Shifting my thoughts to the consequences here in the real world, realizing how she would startle awake, leaving the peace of slumber to once again be enveloped in the panic that had replaced her wit, humor and creativity I decided to leave her in peace. If not we would leave for the airport and the staff on the unit would be left with a screaming hysterical shell of the woman I had called Mother for 60 years. No, I closed the door quietly to the relief of the nurse and we each alone in our grief, silently said our final goodbyes.  

Today, the humidity hangs in the air on my porch in South Dakota, where I sit and reflect on how elastic time is.  9 years ago today my mother’s journey on earth was complete. It seems impossible that it has been that long, and on the other hand it seems like forever ago.  

I feel her presence almost daily, it is there whenever I open my heart to the possibility that she lives on in the energy that once filled her human body, and in the love that I finally can feel, and in the memories of the moments when she hit her stride as a parent and gave the exact right answer to the profound pondering of a child, her only daughter, or reacted in a way that felt gentle to my soul.  

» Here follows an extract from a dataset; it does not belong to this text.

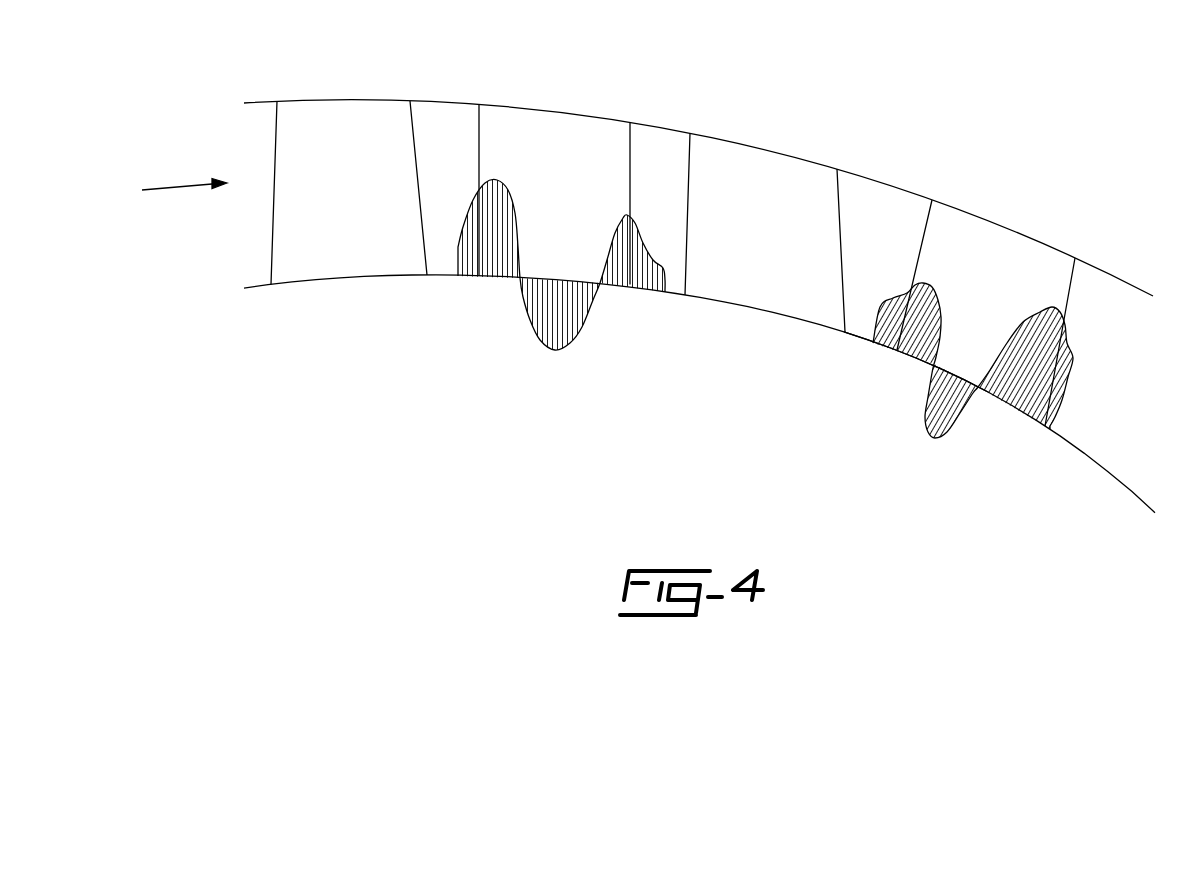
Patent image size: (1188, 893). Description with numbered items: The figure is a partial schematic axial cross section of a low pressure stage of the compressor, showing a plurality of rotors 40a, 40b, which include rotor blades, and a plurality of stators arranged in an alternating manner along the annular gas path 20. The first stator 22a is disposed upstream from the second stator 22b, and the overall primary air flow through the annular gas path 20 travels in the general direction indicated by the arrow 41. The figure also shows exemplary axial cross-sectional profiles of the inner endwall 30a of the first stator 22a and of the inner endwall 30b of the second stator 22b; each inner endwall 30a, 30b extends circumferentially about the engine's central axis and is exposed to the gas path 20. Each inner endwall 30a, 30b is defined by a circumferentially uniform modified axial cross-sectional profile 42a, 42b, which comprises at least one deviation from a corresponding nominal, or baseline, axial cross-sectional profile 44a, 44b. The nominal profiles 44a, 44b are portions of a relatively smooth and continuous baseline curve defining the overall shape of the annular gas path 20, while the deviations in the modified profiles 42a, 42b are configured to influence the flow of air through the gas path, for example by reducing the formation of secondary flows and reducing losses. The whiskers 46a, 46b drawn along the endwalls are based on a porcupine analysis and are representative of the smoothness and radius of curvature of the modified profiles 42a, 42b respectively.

My mother’s death was not my first rodeo with loss. The longer the journey, the more places one has lived and friends you have made along the way, the more chances the universe has in prying open the deep regions of our hearts lifting the floodgates of sorrow.  I have learned that those tidal waves recede with time. With each new loss they wash over my soul once more, perhaps no longer as a tsunami but now a wave that leaves tears on my cheeks and a longing in my chest.  

There once was a time that I panicked with the imagined moment of my own death.  It was a heart stopping breathtaking feeling of entrapment that I struggled to reckoned with.  There is no way out I would think as I attempted to gain control of my breathing, I am stuck in this body that is prey to the inevitability of the circle of life. With time, I have put my mortality and that of loved ones in perspective.  I realize that there are many many things out of my control and to spend concern and worry and energy attempting to control those things only takes the focus away from the here and now resulting in missed opportunities and the simple pleasures and joys that each moment of each day holds.  Life is too short for the worry, the shoulds and should nots, the deferring of gratification year after year.  There is no stopping the passage of time which takes on an elastic quality the older I become, with the past and present converging in a place not of this world but of a place out in the universe where there are no manmade conventions, no societal norms, or rules that keep us grounded, nailed fast to the earth. 

Indeed my mother’s dying and death were not my first rodeo and there will be many more, that I am certain.  For today, I will breathe in the humid heat of a Midwest summer and embrace what joy and love there is in this moment, on my porch in South Dakota.